Creating a trust fund for the surviving spouse to receive income and/or principal and the use of the personal residence has to be considered in light of issues relating to the management of those trust assets. These issues include the following:

  • If you wish to place limitations on distributions then it would make sense to name someone other than the surviving spouse to be the decision-maker (trustee) on how and when those distributions are to be made.
  • Identifying other family members to serve as trustee can be a source of conflict and place stress on any existing relationship that exists between those other family members and the surviving spouse.
  • The most obvious conflict is when the family decides to limit distributions knowing that the result of those limitations is to increase the share that family member will inherit at the death of the surviving spouse.
  • The solution is to name a neutral professional trustee (bank trust services) which understands fiduciary standards and there is no learning curve associated with the management and distribution of the trust assets.

There are inherent costs associated with the management of trusts.

  • During your lifetime those costs are “hidden” in that you do not charge for the management of your own wealth.
  • In the event of disability or at death, others you have named as trustees (family members or bank trust) cannot be asked to be responsible for the work that is required and to do that work for free.
  • The cost of investing and reinvesting liquid financial assets such as stocks, bonds, mutual funds and other investments.
  • The cost of managing non-liquid assets such as real property which can include the cost of maintenance, repair, taxes and insurance even if a tenant (or the surviving spouse) is required to make those payments but fails to do so.
  • Prepare and file income tax returns.
  • The payment and cost of oversight of social services that are provided for the benefit of the surviving spouse or other beneficiary.
  • Making the required minimum or other discretionary distributions of tax-qualified retirement funds in a manner that maintains the tax-qualified status of those funds (applicable with Conduit or Accumulation Trusts).
  • The costs of defending the terms of the trust when the trust beneficiary (the surviving spouse) objects when the trustee rightfully says “no” to a requested distribution by that beneficiary.
  • Most of these costs are normally included in the services reflected in a standard fee schedule based on the value of the trust being managed.
  • These costs are often comparable to the cost of having your liquid investments managed by an investment advisor.

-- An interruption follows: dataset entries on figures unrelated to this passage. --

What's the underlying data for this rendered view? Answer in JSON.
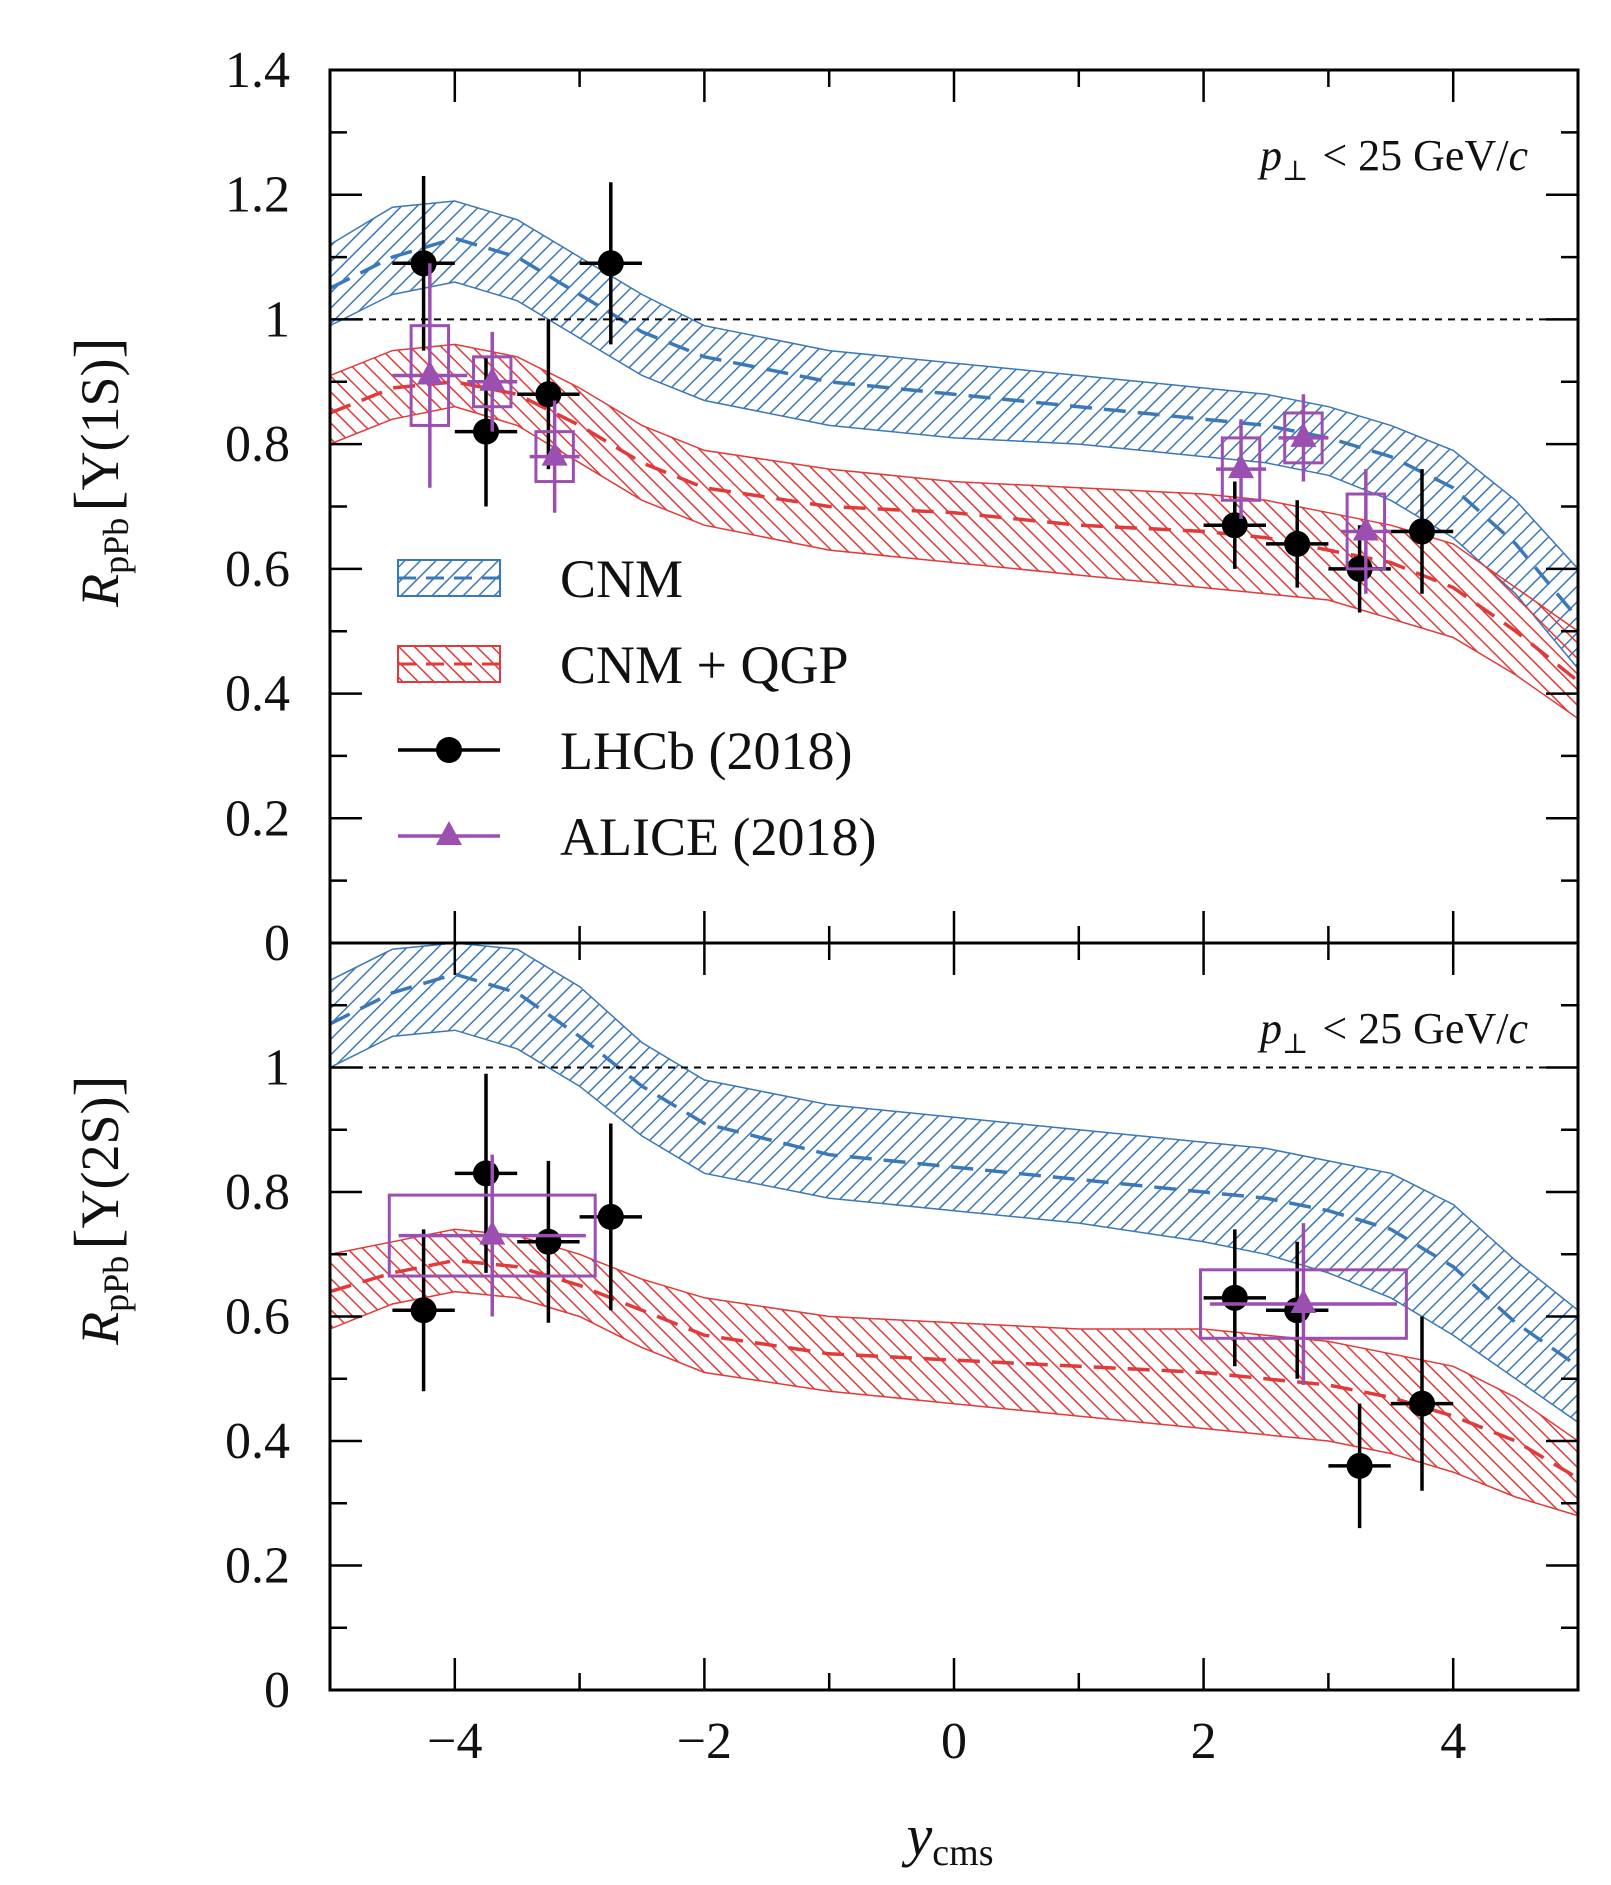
{
  "chart_data": [
    {
      "type": "line",
      "panel": "top",
      "ylabel_main": "R",
      "ylabel_sub": "pPb",
      "ylabel_state": "Υ(1S)",
      "annotation": {
        "p": "p",
        "perp": "⊥",
        "rest": "< 25 GeV/",
        "c": "c"
      },
      "xlim": [
        -5,
        5
      ],
      "ylim": [
        0,
        1.4
      ],
      "yticks": [
        0,
        0.2,
        0.4,
        0.6,
        0.8,
        1,
        1.2,
        1.4
      ],
      "ytick_labels": [
        "0",
        "0.2",
        "0.4",
        "0.6",
        "0.8",
        "1",
        "1.2",
        "1.4"
      ],
      "reference_line": 1,
      "series": [
        {
          "name": "CNM",
          "color": "#3a78b8",
          "x": [
            -5.0,
            -4.5,
            -4.0,
            -3.5,
            -3.0,
            -2.5,
            -2.0,
            -1.0,
            0.0,
            1.0,
            2.0,
            2.5,
            3.0,
            3.5,
            4.0,
            4.5,
            5.0
          ],
          "central": [
            1.05,
            1.1,
            1.13,
            1.1,
            1.04,
            0.98,
            0.94,
            0.9,
            0.88,
            0.86,
            0.84,
            0.83,
            0.81,
            0.78,
            0.73,
            0.64,
            0.52
          ],
          "lower": [
            0.99,
            1.04,
            1.06,
            1.03,
            0.97,
            0.91,
            0.87,
            0.83,
            0.81,
            0.8,
            0.78,
            0.77,
            0.75,
            0.71,
            0.65,
            0.56,
            0.44
          ],
          "upper": [
            1.12,
            1.18,
            1.19,
            1.16,
            1.1,
            1.04,
            0.99,
            0.95,
            0.93,
            0.91,
            0.89,
            0.88,
            0.86,
            0.83,
            0.79,
            0.71,
            0.6
          ]
        },
        {
          "name": "CNM + QGP",
          "color": "#e03a3a",
          "x": [
            -5.0,
            -4.5,
            -4.0,
            -3.5,
            -3.0,
            -2.5,
            -2.0,
            -1.0,
            0.0,
            1.0,
            2.0,
            2.5,
            3.0,
            3.5,
            4.0,
            4.5,
            5.0
          ],
          "central": [
            0.85,
            0.89,
            0.9,
            0.88,
            0.83,
            0.77,
            0.73,
            0.7,
            0.69,
            0.67,
            0.66,
            0.65,
            0.63,
            0.61,
            0.57,
            0.5,
            0.42
          ],
          "lower": [
            0.8,
            0.84,
            0.86,
            0.83,
            0.77,
            0.71,
            0.67,
            0.63,
            0.61,
            0.59,
            0.57,
            0.56,
            0.55,
            0.52,
            0.49,
            0.43,
            0.36
          ],
          "upper": [
            0.91,
            0.95,
            0.96,
            0.94,
            0.89,
            0.83,
            0.79,
            0.76,
            0.74,
            0.73,
            0.72,
            0.71,
            0.69,
            0.67,
            0.64,
            0.57,
            0.5
          ]
        }
      ],
      "points": [
        {
          "name": "LHCb (2018)",
          "color": "#000000",
          "marker": "circle",
          "x": [
            -4.25,
            -3.75,
            -3.25,
            -2.75,
            2.25,
            2.75,
            3.25,
            3.75
          ],
          "y": [
            1.09,
            0.82,
            0.88,
            1.09,
            0.67,
            0.64,
            0.6,
            0.66
          ],
          "xerr": [
            0.25,
            0.25,
            0.25,
            0.25,
            0.25,
            0.25,
            0.25,
            0.25
          ],
          "yerr": [
            0.14,
            0.12,
            0.12,
            0.13,
            0.07,
            0.07,
            0.07,
            0.1
          ]
        },
        {
          "name": "ALICE (2018)",
          "color": "#9b4fb0",
          "marker": "triangle",
          "x": [
            -4.2,
            -3.7,
            -3.2,
            2.3,
            2.8,
            3.3
          ],
          "y": [
            0.91,
            0.9,
            0.78,
            0.76,
            0.81,
            0.66
          ],
          "xerr": [
            0.3,
            0.2,
            0.2,
            0.2,
            0.2,
            0.2
          ],
          "yerr": [
            0.18,
            0.08,
            0.09,
            0.08,
            0.07,
            0.1
          ],
          "syst": [
            0.08,
            0.04,
            0.04,
            0.05,
            0.04,
            0.06
          ]
        }
      ],
      "legend": [
        {
          "label": "CNM",
          "kind": "band-hatch",
          "color": "#3a78b8",
          "dir": "right"
        },
        {
          "label": "CNM + QGP",
          "kind": "band-hatch",
          "color": "#e03a3a",
          "dir": "left"
        },
        {
          "label": "LHCb (2018)",
          "kind": "circle",
          "color": "#000000"
        },
        {
          "label": "ALICE (2018)",
          "kind": "triangle",
          "color": "#9b4fb0"
        }
      ],
      "legend_position": "left"
    },
    {
      "type": "line",
      "panel": "bottom",
      "ylabel_main": "R",
      "ylabel_sub": "pPb",
      "ylabel_state": "Υ(2S)",
      "xlabel_main": "y",
      "xlabel_sub": "cms",
      "annotation": {
        "p": "p",
        "perp": "⊥",
        "rest": "< 25 GeV/",
        "c": "c"
      },
      "xlim": [
        -5,
        5
      ],
      "ylim": [
        0,
        1.2
      ],
      "xticks": [
        -4,
        -2,
        0,
        2,
        4
      ],
      "xtick_labels": [
        "−4",
        "−2",
        "0",
        "2",
        "4"
      ],
      "yticks": [
        0,
        0.2,
        0.4,
        0.6,
        0.8,
        1
      ],
      "ytick_labels": [
        "0",
        "0.2",
        "0.4",
        "0.6",
        "0.8",
        "1"
      ],
      "reference_line": 1,
      "series": [
        {
          "name": "CNM",
          "color": "#3a78b8",
          "x": [
            -5.0,
            -4.5,
            -4.0,
            -3.5,
            -3.0,
            -2.5,
            -2.0,
            -1.0,
            0.0,
            1.0,
            2.0,
            2.5,
            3.0,
            3.5,
            4.0,
            4.5,
            5.0
          ],
          "central": [
            1.07,
            1.12,
            1.15,
            1.12,
            1.05,
            0.97,
            0.91,
            0.86,
            0.84,
            0.82,
            0.8,
            0.79,
            0.77,
            0.74,
            0.68,
            0.59,
            0.52
          ],
          "lower": [
            1.0,
            1.05,
            1.06,
            1.03,
            0.97,
            0.89,
            0.83,
            0.79,
            0.77,
            0.75,
            0.72,
            0.7,
            0.67,
            0.63,
            0.57,
            0.5,
            0.43
          ],
          "upper": [
            1.14,
            1.19,
            1.2,
            1.19,
            1.13,
            1.04,
            0.98,
            0.94,
            0.92,
            0.9,
            0.88,
            0.87,
            0.85,
            0.83,
            0.78,
            0.69,
            0.61
          ]
        },
        {
          "name": "CNM + QGP",
          "color": "#e03a3a",
          "x": [
            -5.0,
            -4.5,
            -4.0,
            -3.5,
            -3.0,
            -2.5,
            -2.0,
            -1.0,
            0.0,
            1.0,
            2.0,
            2.5,
            3.0,
            3.5,
            4.0,
            4.5,
            5.0
          ],
          "central": [
            0.64,
            0.67,
            0.69,
            0.68,
            0.65,
            0.61,
            0.57,
            0.54,
            0.53,
            0.52,
            0.51,
            0.5,
            0.49,
            0.47,
            0.44,
            0.4,
            0.34
          ],
          "lower": [
            0.58,
            0.62,
            0.64,
            0.63,
            0.6,
            0.55,
            0.51,
            0.48,
            0.46,
            0.44,
            0.42,
            0.41,
            0.4,
            0.38,
            0.35,
            0.31,
            0.28
          ],
          "upper": [
            0.7,
            0.72,
            0.74,
            0.73,
            0.7,
            0.66,
            0.63,
            0.6,
            0.59,
            0.58,
            0.58,
            0.57,
            0.56,
            0.54,
            0.52,
            0.47,
            0.4
          ]
        }
      ],
      "points": [
        {
          "name": "LHCb (2018)",
          "color": "#000000",
          "marker": "circle",
          "x": [
            -4.25,
            -3.75,
            -3.25,
            -2.75,
            2.25,
            2.75,
            3.25,
            3.75
          ],
          "y": [
            0.61,
            0.83,
            0.72,
            0.76,
            0.63,
            0.61,
            0.36,
            0.46
          ],
          "xerr": [
            0.25,
            0.25,
            0.25,
            0.25,
            0.25,
            0.25,
            0.25,
            0.25
          ],
          "yerr": [
            0.13,
            0.16,
            0.13,
            0.15,
            0.11,
            0.11,
            0.1,
            0.14
          ]
        },
        {
          "name": "ALICE (2018)",
          "color": "#9b4fb0",
          "marker": "triangle",
          "x": [
            -3.7,
            2.8
          ],
          "y": [
            0.73,
            0.62
          ],
          "xerr": [
            0.75,
            0.75
          ],
          "yerr": [
            0.13,
            0.13
          ],
          "syst": [
            0.065,
            0.055
          ]
        }
      ]
    }
  ]
}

To be economically viable, the trust estate should have a minimum of $500,000 liquid assets (investments) in addition to any non-liquid assets (real property). The larger the amount of non-liquid assets will require a large amount of investments held in trust. Anything less than that minimum amount will likely result in the future collapse of the trust due to lack of sufficient long-term funding. If the size of the trust fund is not large enough to “work” then you need to decide how you wish distributions be made at death.

  • One option is leave all assets to other family members and make no provision for the surviving spouse.
  • The other option is to leave specific items to the surviving spouse knowing that your other family members will not later inherit those asset(s) at the death of the surviving spouse.

As you can see there are multiple things you need to consider. The best approach is to consider these issues one-by-one as part of your overall plan. Some of these issues relate to the law, others relate to the financial aspects of your choices. It is important therefore for your attorney work with your financial advisor to achieve a result that is acceptable to you and has a reasonable chance of success in meeting your goals.